The word "suitable" in this context is to be given its natural and ordinary meaning, namely: such as to suit; appropriate, fitting, becoming: IAG Limited t/as NRMA Insurance v Khaled & Ors [2019] NSWSC 320 at [27].
The following matters, when taken together, satisfy me that the claim is not suitable for assessment by the Commission:
(a) the factual and legal issues that arise in the context of the contributory negligence allegation;
(b) that the parties propose to call and cross examine both lay and expert witnesses in relation to contributory negligence;
(c) that the parties propose to call and cross examine expert witnesses in relation to damages;
(d) that the hearing of the matter is likely to take three to five days (or more), and
(e) the inability of the Commission to compel non-parties to attend to give evidence.

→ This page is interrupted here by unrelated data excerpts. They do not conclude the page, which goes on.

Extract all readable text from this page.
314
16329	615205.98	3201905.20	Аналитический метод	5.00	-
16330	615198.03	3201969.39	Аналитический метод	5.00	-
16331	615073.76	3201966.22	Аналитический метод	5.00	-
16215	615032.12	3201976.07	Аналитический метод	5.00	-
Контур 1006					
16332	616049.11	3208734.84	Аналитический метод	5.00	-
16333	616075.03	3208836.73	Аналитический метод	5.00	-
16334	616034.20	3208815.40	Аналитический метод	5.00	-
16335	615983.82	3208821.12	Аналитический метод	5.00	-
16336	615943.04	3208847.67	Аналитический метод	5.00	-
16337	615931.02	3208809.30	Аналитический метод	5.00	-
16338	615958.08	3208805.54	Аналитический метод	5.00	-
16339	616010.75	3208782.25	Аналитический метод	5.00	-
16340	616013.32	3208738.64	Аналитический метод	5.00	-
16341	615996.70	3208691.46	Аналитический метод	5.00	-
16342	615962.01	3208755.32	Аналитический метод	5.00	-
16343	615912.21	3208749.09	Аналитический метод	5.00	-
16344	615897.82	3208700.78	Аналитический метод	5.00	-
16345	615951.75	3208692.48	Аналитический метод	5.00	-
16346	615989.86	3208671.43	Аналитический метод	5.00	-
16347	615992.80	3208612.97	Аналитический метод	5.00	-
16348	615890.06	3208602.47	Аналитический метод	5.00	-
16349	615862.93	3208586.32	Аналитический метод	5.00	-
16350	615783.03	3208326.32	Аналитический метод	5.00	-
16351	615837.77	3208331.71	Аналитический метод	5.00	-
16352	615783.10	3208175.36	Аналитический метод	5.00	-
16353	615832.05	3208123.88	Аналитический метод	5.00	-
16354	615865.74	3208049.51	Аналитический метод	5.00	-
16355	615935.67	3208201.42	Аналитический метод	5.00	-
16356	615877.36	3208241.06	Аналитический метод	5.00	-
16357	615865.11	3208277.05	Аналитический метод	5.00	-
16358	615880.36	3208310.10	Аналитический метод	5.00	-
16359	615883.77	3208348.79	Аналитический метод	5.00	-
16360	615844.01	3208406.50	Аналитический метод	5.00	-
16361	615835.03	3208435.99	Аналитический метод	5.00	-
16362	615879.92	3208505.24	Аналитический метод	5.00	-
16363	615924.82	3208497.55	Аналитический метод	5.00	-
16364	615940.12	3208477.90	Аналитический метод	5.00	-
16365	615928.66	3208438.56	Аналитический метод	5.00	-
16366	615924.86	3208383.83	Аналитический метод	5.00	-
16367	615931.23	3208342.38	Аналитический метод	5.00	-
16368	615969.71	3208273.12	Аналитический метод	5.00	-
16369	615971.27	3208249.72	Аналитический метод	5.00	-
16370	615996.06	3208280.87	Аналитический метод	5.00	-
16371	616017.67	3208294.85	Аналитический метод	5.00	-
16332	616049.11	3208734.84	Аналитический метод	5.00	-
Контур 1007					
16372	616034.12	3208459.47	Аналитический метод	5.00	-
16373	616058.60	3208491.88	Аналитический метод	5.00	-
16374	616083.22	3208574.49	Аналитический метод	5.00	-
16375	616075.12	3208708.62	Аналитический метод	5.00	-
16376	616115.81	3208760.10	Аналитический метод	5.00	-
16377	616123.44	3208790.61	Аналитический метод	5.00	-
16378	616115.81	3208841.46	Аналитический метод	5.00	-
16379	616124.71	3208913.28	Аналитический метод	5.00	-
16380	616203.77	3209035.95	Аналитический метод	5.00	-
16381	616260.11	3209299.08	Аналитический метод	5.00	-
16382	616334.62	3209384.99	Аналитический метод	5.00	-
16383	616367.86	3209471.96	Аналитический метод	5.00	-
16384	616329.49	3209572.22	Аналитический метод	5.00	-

The parties should be in a position to compel witnesses to give evidence and to cross examine those witnesses. That cannot be done in the Commission, but can be done in a court. Given the contest on the facts, evidence should be given under oath. That cannot be done in the Commission. In my assessment, the mode of hearing that will further the just, quick, and cost effective resolution of the issues in dispute is a court hearing.
Having made a preliminary assessment of the claim I determine that the claim is not suitable for assessment by the Commission under Div 7.6 of the MAI Act. I recommend to the President that the claim be exempt from assessment.
In accordance with s 7.34(1)(b) of the Motor Accident Injuries Act 2017, the Division Head (Motor Accident Division) as Delegate of the President, on 4 November 2024, approved Senior Member Brett William’s recommendation that the claim is not suitable for assessment.